Key Features
- Employer shares profit
with employee
- Contributions are elective
A profit sharing plan is a plan under which an employer offers to share profits with employees by
contributing a portion of them to a qualified retirement plan. The amount contributed to the plan may
be determined by formula or by a Board of Directors (or similar entity) each year.
Funds contributed on behalf of an employee are allocated to his or her account and invested. The
amounts accumulate tax-free until retirement, thereby affording the greatest benefit to younger
employees. Contributions to a profit sharing plan may not exceed 25% of the payroll, and there is an
annual limit on the annual amount that can be allocated to a participant's account. At retirement, the
employee will receive the then value of his account.
Profit sharing plans are "defined contribution" plans, because the contribution is stipulated under the
terms of the plan, and the retirement benefit is not determinable until the retirement of the participant.
Age-Based and Cross-Tested Profit Sharing Plans
Key Features
- Employer shares profit with employee
- Favors older and highly compensated employees
A profit sharing plan may be weighted by age and compensation, so that the older employees obtain a
larger share of the contributions allocated. Such plans are subject to the usual profit sharing limitations.

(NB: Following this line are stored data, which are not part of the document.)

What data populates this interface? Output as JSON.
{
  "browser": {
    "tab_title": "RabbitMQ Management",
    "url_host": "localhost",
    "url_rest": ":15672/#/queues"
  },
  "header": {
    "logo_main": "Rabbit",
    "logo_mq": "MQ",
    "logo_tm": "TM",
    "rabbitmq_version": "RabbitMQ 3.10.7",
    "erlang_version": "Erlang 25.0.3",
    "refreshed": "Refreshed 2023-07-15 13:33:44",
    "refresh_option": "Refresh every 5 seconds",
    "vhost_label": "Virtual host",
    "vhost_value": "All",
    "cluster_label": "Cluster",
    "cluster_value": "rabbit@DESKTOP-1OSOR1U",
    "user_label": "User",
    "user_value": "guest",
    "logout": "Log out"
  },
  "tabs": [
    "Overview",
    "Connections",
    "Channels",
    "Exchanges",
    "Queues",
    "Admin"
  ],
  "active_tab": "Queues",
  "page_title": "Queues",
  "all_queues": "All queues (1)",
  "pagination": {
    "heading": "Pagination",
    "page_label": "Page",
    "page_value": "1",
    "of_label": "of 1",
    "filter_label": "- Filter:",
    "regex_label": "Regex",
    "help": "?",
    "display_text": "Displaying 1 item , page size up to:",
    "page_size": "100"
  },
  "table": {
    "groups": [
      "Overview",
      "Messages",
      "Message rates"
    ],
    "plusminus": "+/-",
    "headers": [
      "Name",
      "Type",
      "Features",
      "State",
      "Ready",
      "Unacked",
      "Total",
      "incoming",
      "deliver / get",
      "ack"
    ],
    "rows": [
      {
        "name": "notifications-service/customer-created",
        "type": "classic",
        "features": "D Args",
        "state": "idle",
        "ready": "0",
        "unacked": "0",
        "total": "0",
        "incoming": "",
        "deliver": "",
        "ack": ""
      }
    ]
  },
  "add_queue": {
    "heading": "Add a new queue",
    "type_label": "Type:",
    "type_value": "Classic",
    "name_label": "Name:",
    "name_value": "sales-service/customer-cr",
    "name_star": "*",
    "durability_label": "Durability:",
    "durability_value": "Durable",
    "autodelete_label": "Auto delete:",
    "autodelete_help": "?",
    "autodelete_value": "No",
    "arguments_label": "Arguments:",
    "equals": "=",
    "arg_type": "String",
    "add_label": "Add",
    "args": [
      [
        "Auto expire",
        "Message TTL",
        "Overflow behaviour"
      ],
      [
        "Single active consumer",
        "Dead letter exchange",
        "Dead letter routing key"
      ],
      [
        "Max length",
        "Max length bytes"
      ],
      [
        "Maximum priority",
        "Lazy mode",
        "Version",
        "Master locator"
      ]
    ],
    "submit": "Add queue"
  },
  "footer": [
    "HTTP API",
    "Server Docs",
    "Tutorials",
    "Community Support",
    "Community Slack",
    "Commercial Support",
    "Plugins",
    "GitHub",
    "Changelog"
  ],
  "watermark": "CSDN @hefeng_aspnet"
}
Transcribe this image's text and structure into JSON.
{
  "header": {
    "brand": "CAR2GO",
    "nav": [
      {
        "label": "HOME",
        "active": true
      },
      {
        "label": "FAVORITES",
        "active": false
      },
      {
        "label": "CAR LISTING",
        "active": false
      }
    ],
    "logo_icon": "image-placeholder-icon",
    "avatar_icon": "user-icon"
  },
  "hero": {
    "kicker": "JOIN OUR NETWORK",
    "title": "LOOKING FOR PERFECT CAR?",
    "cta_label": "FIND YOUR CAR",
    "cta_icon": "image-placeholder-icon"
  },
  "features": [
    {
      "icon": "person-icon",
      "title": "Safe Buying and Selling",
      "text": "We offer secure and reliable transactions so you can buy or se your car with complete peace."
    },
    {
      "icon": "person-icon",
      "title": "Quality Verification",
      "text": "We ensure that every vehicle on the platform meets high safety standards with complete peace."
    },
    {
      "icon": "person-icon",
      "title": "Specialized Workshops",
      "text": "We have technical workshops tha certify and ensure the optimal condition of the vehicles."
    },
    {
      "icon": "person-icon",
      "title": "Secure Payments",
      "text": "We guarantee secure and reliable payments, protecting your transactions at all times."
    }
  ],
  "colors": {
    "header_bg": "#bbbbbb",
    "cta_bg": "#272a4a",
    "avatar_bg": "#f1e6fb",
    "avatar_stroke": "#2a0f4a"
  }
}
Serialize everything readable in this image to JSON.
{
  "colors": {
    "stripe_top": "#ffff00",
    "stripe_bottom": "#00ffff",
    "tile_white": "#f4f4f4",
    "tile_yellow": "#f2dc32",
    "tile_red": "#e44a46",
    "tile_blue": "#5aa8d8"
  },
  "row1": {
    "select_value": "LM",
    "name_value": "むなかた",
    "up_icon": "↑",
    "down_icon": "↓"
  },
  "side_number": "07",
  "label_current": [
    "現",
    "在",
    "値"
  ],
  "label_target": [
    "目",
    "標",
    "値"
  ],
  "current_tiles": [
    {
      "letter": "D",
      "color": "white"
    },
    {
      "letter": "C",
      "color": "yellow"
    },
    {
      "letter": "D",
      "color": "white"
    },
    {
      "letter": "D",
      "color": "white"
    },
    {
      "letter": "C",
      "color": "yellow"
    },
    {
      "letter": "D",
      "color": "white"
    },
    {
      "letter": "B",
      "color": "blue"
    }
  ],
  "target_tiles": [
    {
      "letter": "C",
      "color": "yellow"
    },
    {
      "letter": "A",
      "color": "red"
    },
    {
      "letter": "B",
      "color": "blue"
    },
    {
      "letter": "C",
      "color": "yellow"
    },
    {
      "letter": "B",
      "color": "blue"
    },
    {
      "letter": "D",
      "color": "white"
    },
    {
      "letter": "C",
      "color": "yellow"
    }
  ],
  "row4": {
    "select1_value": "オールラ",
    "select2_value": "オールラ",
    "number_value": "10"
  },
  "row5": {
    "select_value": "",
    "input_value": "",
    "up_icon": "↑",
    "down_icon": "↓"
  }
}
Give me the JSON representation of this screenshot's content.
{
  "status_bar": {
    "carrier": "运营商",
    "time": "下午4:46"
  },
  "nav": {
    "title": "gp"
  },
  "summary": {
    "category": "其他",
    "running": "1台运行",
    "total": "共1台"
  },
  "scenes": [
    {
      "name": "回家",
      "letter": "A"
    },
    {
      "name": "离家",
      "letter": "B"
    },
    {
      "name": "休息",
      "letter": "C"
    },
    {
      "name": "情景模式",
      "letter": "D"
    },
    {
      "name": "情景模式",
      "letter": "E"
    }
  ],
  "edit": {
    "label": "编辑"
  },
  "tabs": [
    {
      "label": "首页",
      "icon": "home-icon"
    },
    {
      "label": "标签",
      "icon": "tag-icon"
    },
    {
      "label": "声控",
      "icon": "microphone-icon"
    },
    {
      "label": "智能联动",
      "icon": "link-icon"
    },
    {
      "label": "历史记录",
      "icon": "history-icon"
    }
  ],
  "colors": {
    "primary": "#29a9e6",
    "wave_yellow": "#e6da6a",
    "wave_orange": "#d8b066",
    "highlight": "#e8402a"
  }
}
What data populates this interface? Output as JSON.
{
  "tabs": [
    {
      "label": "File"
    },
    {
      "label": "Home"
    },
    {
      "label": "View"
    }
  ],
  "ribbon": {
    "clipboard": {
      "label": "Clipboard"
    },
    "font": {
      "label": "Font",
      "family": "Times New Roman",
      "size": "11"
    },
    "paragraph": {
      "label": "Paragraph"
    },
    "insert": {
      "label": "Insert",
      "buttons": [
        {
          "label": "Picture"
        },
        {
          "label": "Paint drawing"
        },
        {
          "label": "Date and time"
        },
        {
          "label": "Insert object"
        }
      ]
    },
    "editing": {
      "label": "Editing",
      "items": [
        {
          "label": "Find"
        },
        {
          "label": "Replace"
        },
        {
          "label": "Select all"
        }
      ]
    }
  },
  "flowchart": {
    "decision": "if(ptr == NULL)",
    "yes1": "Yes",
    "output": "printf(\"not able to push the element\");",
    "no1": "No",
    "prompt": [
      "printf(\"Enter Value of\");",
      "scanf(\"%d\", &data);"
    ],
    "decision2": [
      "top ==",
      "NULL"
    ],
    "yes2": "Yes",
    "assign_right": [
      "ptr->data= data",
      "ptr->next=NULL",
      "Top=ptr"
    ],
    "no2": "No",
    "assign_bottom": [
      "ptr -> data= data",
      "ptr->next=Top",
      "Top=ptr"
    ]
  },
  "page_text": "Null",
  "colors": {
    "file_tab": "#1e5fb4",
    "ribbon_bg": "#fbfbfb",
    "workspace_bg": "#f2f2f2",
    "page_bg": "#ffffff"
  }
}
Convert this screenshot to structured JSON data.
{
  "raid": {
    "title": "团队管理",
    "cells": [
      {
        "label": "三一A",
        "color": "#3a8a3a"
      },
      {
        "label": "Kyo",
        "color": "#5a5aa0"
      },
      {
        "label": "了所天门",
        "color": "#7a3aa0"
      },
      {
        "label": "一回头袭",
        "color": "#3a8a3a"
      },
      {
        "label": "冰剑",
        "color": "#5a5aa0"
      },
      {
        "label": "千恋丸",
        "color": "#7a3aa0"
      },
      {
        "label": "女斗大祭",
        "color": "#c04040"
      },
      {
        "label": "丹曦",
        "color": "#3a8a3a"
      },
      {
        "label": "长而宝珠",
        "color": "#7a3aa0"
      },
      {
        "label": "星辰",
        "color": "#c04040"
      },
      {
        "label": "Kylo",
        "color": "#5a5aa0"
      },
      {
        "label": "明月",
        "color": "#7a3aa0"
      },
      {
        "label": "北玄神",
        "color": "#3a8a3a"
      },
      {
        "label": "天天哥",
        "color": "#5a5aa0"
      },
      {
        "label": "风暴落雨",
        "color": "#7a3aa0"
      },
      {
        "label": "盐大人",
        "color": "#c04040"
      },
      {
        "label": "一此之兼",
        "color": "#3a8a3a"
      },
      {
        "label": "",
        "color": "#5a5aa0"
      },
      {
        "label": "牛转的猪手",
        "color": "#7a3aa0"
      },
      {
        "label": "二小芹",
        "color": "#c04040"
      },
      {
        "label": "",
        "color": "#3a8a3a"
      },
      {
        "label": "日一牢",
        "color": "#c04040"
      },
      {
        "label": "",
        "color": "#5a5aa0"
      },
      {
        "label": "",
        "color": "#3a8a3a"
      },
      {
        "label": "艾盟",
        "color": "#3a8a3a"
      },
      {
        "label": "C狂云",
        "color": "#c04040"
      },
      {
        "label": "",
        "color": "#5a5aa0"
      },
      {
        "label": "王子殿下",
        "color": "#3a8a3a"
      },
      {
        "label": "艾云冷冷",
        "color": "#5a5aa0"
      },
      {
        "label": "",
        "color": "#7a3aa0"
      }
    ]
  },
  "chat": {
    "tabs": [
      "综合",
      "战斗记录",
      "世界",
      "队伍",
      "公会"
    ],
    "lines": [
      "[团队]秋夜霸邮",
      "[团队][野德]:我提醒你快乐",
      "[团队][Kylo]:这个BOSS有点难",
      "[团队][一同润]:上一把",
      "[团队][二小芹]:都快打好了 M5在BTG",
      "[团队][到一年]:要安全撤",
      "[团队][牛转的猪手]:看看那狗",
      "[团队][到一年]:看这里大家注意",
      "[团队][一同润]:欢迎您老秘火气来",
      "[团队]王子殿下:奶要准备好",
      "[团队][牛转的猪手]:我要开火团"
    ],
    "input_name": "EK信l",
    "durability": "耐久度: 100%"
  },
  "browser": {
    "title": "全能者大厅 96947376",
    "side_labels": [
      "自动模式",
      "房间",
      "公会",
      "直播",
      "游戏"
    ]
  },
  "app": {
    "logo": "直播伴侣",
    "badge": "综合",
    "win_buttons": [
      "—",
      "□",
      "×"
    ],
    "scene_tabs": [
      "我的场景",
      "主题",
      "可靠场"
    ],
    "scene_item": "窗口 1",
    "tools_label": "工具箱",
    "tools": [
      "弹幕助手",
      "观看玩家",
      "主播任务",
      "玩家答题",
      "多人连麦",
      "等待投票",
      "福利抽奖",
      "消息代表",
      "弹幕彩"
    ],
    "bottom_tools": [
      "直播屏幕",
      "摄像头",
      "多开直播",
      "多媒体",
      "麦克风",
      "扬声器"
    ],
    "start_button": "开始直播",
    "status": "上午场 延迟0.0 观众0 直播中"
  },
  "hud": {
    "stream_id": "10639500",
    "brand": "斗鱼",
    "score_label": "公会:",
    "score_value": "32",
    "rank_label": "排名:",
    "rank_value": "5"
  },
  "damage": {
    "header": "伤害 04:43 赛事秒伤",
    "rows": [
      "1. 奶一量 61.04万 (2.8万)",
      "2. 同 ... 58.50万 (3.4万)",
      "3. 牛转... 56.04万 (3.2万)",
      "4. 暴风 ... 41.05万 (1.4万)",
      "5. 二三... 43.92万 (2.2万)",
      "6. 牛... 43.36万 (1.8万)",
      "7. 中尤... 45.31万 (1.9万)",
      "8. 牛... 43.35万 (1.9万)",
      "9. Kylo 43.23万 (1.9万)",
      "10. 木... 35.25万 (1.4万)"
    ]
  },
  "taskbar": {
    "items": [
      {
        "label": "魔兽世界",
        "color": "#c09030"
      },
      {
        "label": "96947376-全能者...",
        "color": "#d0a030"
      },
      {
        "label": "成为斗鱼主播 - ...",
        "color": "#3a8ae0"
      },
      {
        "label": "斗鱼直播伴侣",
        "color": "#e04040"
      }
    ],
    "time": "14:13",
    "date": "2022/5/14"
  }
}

Such an allocation may result in a allocation formula which better suits the needs of a company which
desires to have the best of both worlds, totally flexible contributions coupled with favoring of older
employees.
The amount contributed to the plan may be determined by formula or by a Board of Directors (or similar
entity) each year. Funds contributed on behalf of an employee are allocated to his or her account and
invested. The amounts accumulate tax-free until retirement, thereby affording the greatest benefit to
younger employees. At retirement, the employee will receive the then value of his account.